Das Image der Bauberufe steht nicht auf dem besten Fundament. Zeit die Ärmel hochzukrempeln. Die neugegründete Initiative www.bausinn.ch will es allen zeigen
Bauberufe sind anspruchsvoll; sie bieten ausgezeichnete Karrierechancen und in einigen Fällen sogar internationale Aufmerksamkeit.

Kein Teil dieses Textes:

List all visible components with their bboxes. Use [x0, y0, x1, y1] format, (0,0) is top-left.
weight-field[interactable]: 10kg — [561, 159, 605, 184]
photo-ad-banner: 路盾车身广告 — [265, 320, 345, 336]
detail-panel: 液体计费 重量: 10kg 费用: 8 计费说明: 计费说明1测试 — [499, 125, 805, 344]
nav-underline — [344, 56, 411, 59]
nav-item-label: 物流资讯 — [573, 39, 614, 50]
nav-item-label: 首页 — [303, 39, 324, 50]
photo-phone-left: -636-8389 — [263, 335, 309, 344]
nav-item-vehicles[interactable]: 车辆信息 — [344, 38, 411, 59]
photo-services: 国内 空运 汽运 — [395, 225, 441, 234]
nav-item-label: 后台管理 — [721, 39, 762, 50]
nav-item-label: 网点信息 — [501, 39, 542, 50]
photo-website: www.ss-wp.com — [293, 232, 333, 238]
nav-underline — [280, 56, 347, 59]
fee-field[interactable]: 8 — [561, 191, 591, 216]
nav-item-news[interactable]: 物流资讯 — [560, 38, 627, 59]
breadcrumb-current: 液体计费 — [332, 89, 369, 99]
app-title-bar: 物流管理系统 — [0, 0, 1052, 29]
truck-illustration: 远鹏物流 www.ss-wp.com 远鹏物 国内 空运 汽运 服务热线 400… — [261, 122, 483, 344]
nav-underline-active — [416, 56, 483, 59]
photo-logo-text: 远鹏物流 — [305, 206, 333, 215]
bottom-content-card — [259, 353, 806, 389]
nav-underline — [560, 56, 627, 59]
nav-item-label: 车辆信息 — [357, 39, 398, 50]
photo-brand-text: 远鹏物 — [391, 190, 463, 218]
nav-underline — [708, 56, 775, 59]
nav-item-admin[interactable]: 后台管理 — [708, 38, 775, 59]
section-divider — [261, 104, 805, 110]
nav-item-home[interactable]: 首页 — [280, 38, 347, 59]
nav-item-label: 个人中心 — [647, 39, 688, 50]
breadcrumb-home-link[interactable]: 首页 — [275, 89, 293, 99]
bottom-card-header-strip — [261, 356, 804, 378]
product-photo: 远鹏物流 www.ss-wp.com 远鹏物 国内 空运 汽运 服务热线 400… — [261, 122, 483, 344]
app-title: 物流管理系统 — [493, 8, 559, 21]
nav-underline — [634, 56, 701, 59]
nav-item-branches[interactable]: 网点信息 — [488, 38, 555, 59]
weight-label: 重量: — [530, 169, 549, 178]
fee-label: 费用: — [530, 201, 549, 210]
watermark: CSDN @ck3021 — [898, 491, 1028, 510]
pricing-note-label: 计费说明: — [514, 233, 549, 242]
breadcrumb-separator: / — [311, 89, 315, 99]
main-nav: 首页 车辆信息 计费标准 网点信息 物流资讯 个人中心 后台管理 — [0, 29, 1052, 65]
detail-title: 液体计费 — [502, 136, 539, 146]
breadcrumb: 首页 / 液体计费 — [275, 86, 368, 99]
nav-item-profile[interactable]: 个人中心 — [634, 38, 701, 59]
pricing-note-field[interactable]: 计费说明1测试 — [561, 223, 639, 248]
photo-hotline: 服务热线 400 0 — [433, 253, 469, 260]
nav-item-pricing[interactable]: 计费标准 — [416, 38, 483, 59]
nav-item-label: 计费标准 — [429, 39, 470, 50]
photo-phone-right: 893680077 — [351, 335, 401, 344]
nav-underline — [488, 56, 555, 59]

Als die sechs jungen Leute ihre Lehre als Maler, Gipser, Polybauer oder Mauer antraten, hatte sicher keiner von ihnen den internationalen Durchbruch erwartet, der sie bis ins entfernte Sao Paulo führen würde.Auch eine unerwartete Medienpräsenz stand sicher nicht auf ihrer Wunschliste. Dennoch konnten drei der jungen Talente zunächst in der Schweiz und dann sogar im internationalen Vergleich bei der World Skills in Brasilien punkten. Doch man muss nicht zwingend ein derartiges Ausnahmetalent seiner Zunft sein, um in der Baubranche erfolgreich zu sein. Denn auf jeden Fall gilt: «Bauen ist Zukunft», so jedenfalls formulierte es Ueli Büchi, er ist verantwortlich für die Berufsbildungspolitik im Schweizer Baumeisterverband, eine der Gründerorganisationen, die am 9. September 2015 im Zunfthaus zur Zimmerleuten in Zürich den Grundstein für die neue Imagekampagne «bausinn.ch» legten. Gemeinsam mit dem Verband Gebäudehülle Schweiz, dem Schweizerischen Maler- und Gipserunternehmer-Verband und der Schweizerischen Metall-Union, wollen diese Organisationen ein klares Signal setzen und die Bedeutung und den Ruf der Baubranchelangfristig stärken. Welche Bedeutung die Baubranche für die Wirtschaft in der Schweiz hat, lässt sich am besten mit Zahlen belegen:
Die Baubranche liegt noch vor den Banken
6 % des Bruttoinlandproduktes werden von 327 000 Mitarbeitenden und 25 000 Lernenden erwirtschaftet. Mit diesem Ergebnis liegt die Bauwirtschaft noch vor den Banken. Welchen Wandel und welche Fortschritte die Branche derzeit durchläuft,zeigen vor allem neue Techniken wie BIM, GPS, Laserscanning, 3-D-Druck, Robotik sowie der Einsatz neuer Materialien. Selbst heilender Beton oder Lacke, die Solarenergie speichern bzw. Elektrosmog absorbierten, sind heute längst kein Science Fiction mehr. Allein im Jahre 2013 wurden in der Schweiz über 50 000 neue Wohnhäuser erstellt, auch das eine Zahl, die das Volumen dieser bedeutenden Schlüsselindustrie eindrucksvoll verdeutlicht. Doch geht es nicht nur um Gebäude. Auch die Infrastruktur der Schweiz, mit ihren 71 000 km Strassen, dem 80 000 km langen Trinkwassernetz und ihrem Stromnetz, dass zusammen 224 500 km ergibt, gilt es ständig zu erhalten und zu erneuern. Allein hier liegt noch ein ungeahntes Potenzial. Der Direktor der Schweizerischen Metall-Union, Christoph Andermatten, betonte zudem die neuen Anforderungen an die Organisation von Bauprojekten und den steigenden Sicherheitsbedarf. «Die Baubranche steht somit vor immer neuen technischen Herausforderungen, die eine ständige praktische und theoretische Anpassung erfordern. Was auch einen stärken Bedarf an Kaderkräften auf Baustellen verlangt».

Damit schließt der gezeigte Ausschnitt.